I stopped next to one of the bathroom doors, hearing the water run behind it.

I knocked on the door softly. “Brooklyn?”

A few moments went by before he answered. “What do you want?”

“To see if you’re okay,” I called through the door.

The water kept running, and another few moments passed without a response.

I felt the hairs on the back of my neck stand on end, as if I was waiting for lightning to strike me in an open field.

Or maybe a deep, recessed part of my body knew that something bad was on the other side of the door, like in a horror movie—the kind you have to go through to get out.

So I turned the handle and pushed the door open.

I had never actually seen anyone in the act of doing drugs before.

Even in college some of my more adventurous roommates who did cocaine occasionally would do it in the bathroom with the door closed.

But here it was, like something out of one of those cautionary films they showed us in health class in middle school.

There was a dusting of white powder like freshly fallen snow on an old water-stained copy of Sports Illustrated.

I studied Brooklyn carefully, his throat rippling as he swallowed down all of his shame and anger.

Anything I could have thought to say was swallowed by the sick, greasy knot that balled up in my throat.

I tasted pennies, like you do when you’re about to vomit.

I wanted to stick my face in the sink under the running water to shock my senses awake.

Every time I blinked, I hoped that when I opened my eyes I would be dreaming, but I wasn’t.

“I don’t understand,” I managed to croak.

“I’m not asking you to.” He kept his head down when he spoke, echoing what he’d said to Alec before.

I slid into the bathroom and shut the door behind me. “What’s that supposed to mean?”

He stood upright, his hands pressed into the sides of the sink. “Forget it.”

I felt my heart cracking the way his voice did.

I reached for his arm but he jerked away. “Brooklyn, I would have helped you if you needed it.”

“I’m not going to do that to you, Natalie,” he said in a low voice, and the way he threw my full name at me hurt more than it should have.

I shook my head, desperate to keep the tears stinging the corners of my eyes at bay. “Brooklyn, please.” I could hear myself begging. “Let me help you.

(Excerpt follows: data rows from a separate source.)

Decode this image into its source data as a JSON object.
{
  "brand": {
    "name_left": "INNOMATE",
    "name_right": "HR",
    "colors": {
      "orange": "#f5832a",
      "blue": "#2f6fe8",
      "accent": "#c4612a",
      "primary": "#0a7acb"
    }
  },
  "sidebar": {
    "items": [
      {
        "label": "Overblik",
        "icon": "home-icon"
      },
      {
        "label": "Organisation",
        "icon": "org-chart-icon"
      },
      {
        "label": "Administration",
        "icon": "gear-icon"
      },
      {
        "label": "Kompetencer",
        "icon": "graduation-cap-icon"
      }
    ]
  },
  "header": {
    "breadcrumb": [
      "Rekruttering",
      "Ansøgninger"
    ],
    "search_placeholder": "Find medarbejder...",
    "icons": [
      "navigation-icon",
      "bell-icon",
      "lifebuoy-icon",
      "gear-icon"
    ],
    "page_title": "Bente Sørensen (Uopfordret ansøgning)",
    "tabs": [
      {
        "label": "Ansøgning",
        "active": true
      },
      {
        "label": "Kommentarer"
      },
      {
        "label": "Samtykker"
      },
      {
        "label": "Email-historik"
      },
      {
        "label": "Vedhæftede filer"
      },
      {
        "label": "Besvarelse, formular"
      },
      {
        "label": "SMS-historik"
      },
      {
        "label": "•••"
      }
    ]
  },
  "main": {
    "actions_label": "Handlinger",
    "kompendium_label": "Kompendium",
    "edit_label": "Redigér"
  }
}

Let any of us help you.”

“You want to help me?” There was venom in his words now, and it stung as it seeped under my skin. “You can help me by leaving me the fuck alone.”

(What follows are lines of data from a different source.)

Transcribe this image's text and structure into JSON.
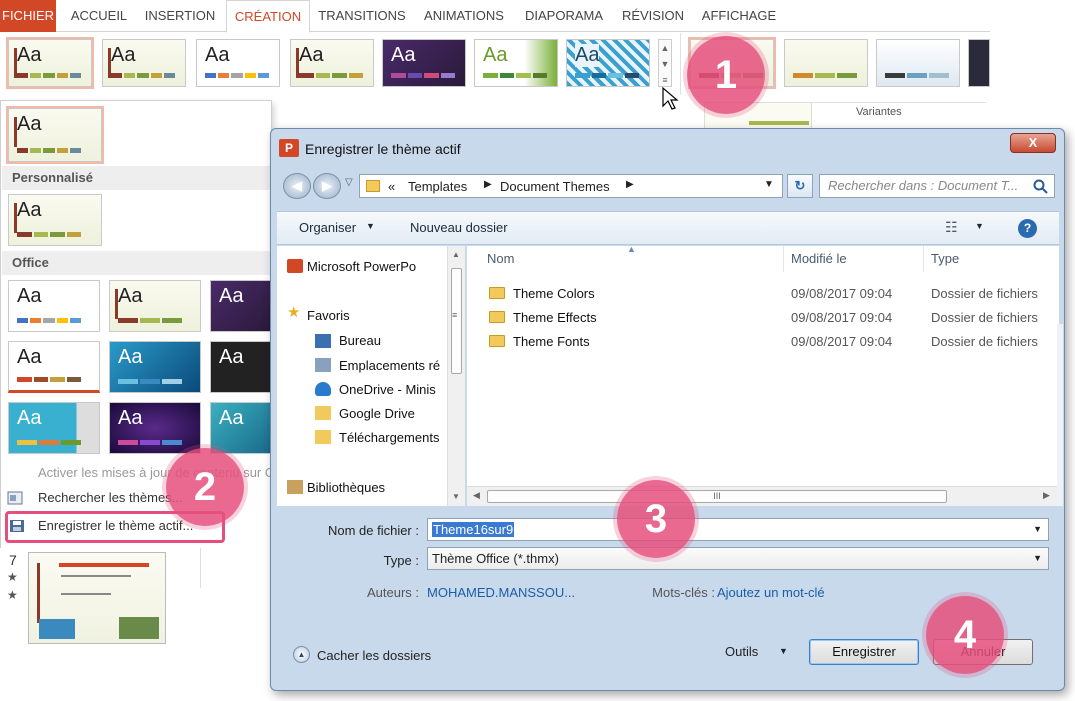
{
  "ribbon": {
    "tabs": [
      "FICHIER",
      "ACCUEIL",
      "INSERTION",
      "CRÉATION",
      "TRANSITIONS",
      "ANIMATIONS",
      "DIAPORAMA",
      "RÉVISION",
      "AFFICHAGE"
    ],
    "active_tab": "CRÉATION",
    "variants_label": "Variantes",
    "theme_thumb_text": "Aa"
  },
  "panel": {
    "section_custom": "Personnalisé",
    "section_office": "Office",
    "menu": {
      "update": "Activer les mises à jour de contenu sur Office",
      "browse": "Rechercher les thèmes...",
      "save": "Enregistrer le thème actif..."
    }
  },
  "slides": {
    "number": "7",
    "star": "★"
  },
  "dialog": {
    "title": "Enregistrer le thème actif",
    "close_label": "X",
    "breadcrumb": [
      "«",
      "Templates",
      "Document Themes"
    ],
    "search_placeholder": "Rechercher dans : Document T...",
    "toolbar": {
      "organize": "Organiser",
      "new_folder": "Nouveau dossier"
    },
    "nav": {
      "app": "Microsoft PowerPo",
      "favorites": "Favoris",
      "items": [
        "Bureau",
        "Emplacements ré",
        "OneDrive - Minis",
        "Google Drive",
        "Téléchargements"
      ],
      "libraries": "Bibliothèques"
    },
    "columns": {
      "name": "Nom",
      "modified": "Modifié le",
      "type": "Type"
    },
    "files": [
      {
        "name": "Theme Colors",
        "modified": "09/08/2017 09:04",
        "type": "Dossier de fichiers"
      },
      {
        "name": "Theme Effects",
        "modified": "09/08/2017 09:04",
        "type": "Dossier de fichiers"
      },
      {
        "name": "Theme Fonts",
        "modified": "09/08/2017 09:04",
        "type": "Dossier de fichiers"
      }
    ],
    "hscroll_grip": "III",
    "filename_label": "Nom de fichier :",
    "filename_value": "Theme16sur9",
    "type_label": "Type :",
    "type_value": "Thème Office (*.thmx)",
    "authors_label": "Auteurs :",
    "authors_value": "MOHAMED.MANSSOU...",
    "keywords_label": "Mots-clés :",
    "keywords_value": "Ajoutez un mot-clé",
    "hide_folders": "Cacher les dossiers",
    "tools": "Outils",
    "save": "Enregistrer",
    "cancel": "Annuler"
  },
  "callouts": [
    "1",
    "2",
    "3",
    "4"
  ],
  "colors": {
    "accent": "#d24726",
    "callout": "#e54f7d",
    "link": "#1a5ea8"
  }
}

“Brooklyn, it doesn’t need to be like this,” I pleaded. “I can help you.”

“No, you can’t.” He sighed, and an all-too-eerie calmness came over his voice. “So just go . . . before you make this any worse.”

I wasn’t sure of the feeling coursing through me now, but it burned through me like my nerves were being set on fire.

“Fine,” I hissed. “Maybe you’re right. Maybe I can’t help you.”

I stumbled out of the bathroom and into the hallway, feeling my knees shake with every step I took as I went back to the bar.

I gritted my teeth as I shouldered my way through the crowd of people, desperate to escape what suddenly felt like crushing.

Music thumped through the air, vibrating my entire aching body, and strobe lights flashed too brightly.

I had to keep going because if I stopped, I might have turned around and given in.

By the time I made it outside, I was gasping for air.

Night had completely taken over and fireworks boomed in the distance in time with my throbbing heart.

I hugged my torso with my arms and started walking, nearly busting my ankle on the uneven cobblestone street, but I willed myself forward, sniffling and swallowing down tears.

I trembled and shook, and my chest felt heavy, like I was being suffocated.

After I’d made it a few blocks I slowed down to catch my breath.

The initial shock passed over me like a cloud, and suddenly I could identify what was coursing through me.

It was anger, but not at him—at myself, because I should have known better.

I thought I’d been doing everything right, and that was what hurt the most. Instead, I did myself wrong. I let what I was feeling for him consume me, and it made me forget the one thing I’d learned this summer—you cannot save people. But damned if I’d tried anyway.

Fireworks burst above me, staining the night sky in rivers of smoke and lights. I walked and I walked and I walked until somehow I made it home with aching feet, letting the hot summer air dry the tears that streaked my face.